Coutlass exploded.
“Shouldn’t, eh? Who the hell are you to tell me what I shouldn’t do? Sell me a ticket, you black plunderer, d’you hear! Look! Listen!”
He snatched a piece of paper from the babu’s hand and turned to face the impatient crowd.
“This hell-cat—” (the unhappy babu looked less like a hell-cat than any vision of the animal I ever imagined) “wants to make out that seventy-one times seven annas and three pice is forty-nine rupees, eleven annae! Oh, you charlatan! You mountebank! You black-blooded robber! You miscreant! Cut your throat, I order you!”
The babu expostulated, stammered, quailed. Coutlass drew in his breath for the gods of Greece alone knew what heights of fury next. But interruption entered.
“There, that’s enough of you! Get to the back of the line!”
The man who had promised us berths came abruptly through the barrier, and unlike the babu did not appear afraid of any one. The Greek let out his gathered breath with a bark of fury, like a seal coming up to breathe. Taking that for a symptom of opposition the newcomer, very cool in snow-white uniform and helmet, seized Coutlass by the neck and hustled him, arguing like a boiler under pressure, through the crowd. The Greek was three inches taller, and six or eight inches bigger round the chest, but too astonished to fight back, and perhaps, too, aware of the neighborhood of old da Gama’s fort, where more than one Greek was pining for the grape and olive fields of Hellas. With a final shove the railway official thrust him well out into the road.
“If you miss the train, serve you right!” he said. “Babus are willing servants, to be treated gently!”
Then he saw us.
“You’re late! Where’s your luggage? These your porters? All right—put you on your honor. Go on through. Save time. Have your stuff weighed, and settle the bill at Nairobi. All of it, mind! Babu, let these people through!”
Followed by Courtney, who seemed to have right of way wherever it suited him to wander, we filed through the gate, crossed the blazing hot platform, and boarded a compartment labeled “Reserved.” The railway man nodded and left us, to hurry and help sell tickets.
It was an Indian type railway carriage be left us in, a contraption not ill-suited to Africa—nor yet so comfortable as to diminish the sensation of travel toward new frontiers.
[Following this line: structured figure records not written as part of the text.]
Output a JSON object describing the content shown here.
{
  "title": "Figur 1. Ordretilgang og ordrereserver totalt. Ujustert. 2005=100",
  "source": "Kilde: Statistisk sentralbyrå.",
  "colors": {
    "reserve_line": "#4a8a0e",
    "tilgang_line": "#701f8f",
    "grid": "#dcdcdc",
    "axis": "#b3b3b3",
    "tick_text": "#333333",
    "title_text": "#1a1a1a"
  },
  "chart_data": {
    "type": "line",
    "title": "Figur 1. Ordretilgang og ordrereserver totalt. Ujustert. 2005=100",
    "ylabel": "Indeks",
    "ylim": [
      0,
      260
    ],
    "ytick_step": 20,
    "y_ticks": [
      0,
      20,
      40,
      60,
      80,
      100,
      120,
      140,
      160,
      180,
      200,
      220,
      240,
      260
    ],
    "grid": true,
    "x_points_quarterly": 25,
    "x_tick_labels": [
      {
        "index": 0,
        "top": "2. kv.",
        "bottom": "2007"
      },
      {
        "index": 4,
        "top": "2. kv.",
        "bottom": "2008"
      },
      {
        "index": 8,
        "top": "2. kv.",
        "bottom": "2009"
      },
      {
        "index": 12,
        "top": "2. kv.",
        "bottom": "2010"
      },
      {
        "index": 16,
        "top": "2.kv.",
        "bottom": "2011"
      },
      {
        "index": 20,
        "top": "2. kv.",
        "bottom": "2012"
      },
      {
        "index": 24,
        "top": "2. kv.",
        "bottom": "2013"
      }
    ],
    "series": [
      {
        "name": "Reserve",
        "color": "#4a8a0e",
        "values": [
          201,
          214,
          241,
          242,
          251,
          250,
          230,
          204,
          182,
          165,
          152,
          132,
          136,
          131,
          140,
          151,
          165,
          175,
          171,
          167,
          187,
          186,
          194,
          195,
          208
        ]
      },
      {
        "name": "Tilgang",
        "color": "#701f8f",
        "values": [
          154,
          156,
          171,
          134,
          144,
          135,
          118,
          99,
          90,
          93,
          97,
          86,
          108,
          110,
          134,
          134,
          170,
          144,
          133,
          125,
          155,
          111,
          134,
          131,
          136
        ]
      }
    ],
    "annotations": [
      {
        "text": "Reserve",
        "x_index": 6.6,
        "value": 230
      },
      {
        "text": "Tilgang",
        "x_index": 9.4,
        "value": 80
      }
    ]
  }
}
Each car was divided into two compartments, entirely separate and entered from opposite ends; facing ours was the rear end of a second-class car, into which we could look if the doors were open and we lay feet-foremost on the berths. The berths were arranged lengthwise, two each side, and one above the other.
It was what they called a mixed train, mixed that is of freight and passengers—third-class in front, second next, then first, and a dozen little iron freight cars of two kinds in front. In those days there were neither tunnels nor bridges on that railway, and there was a single seat on the roof at each end of first- and second-class compartments reached by a ladder, for any passenger enamored of the view. Even the third-class compartments (and they were otherwise as deliberately bare and comfortless as wood and iron could make them) had lattice-work shades over the upper half of the windows.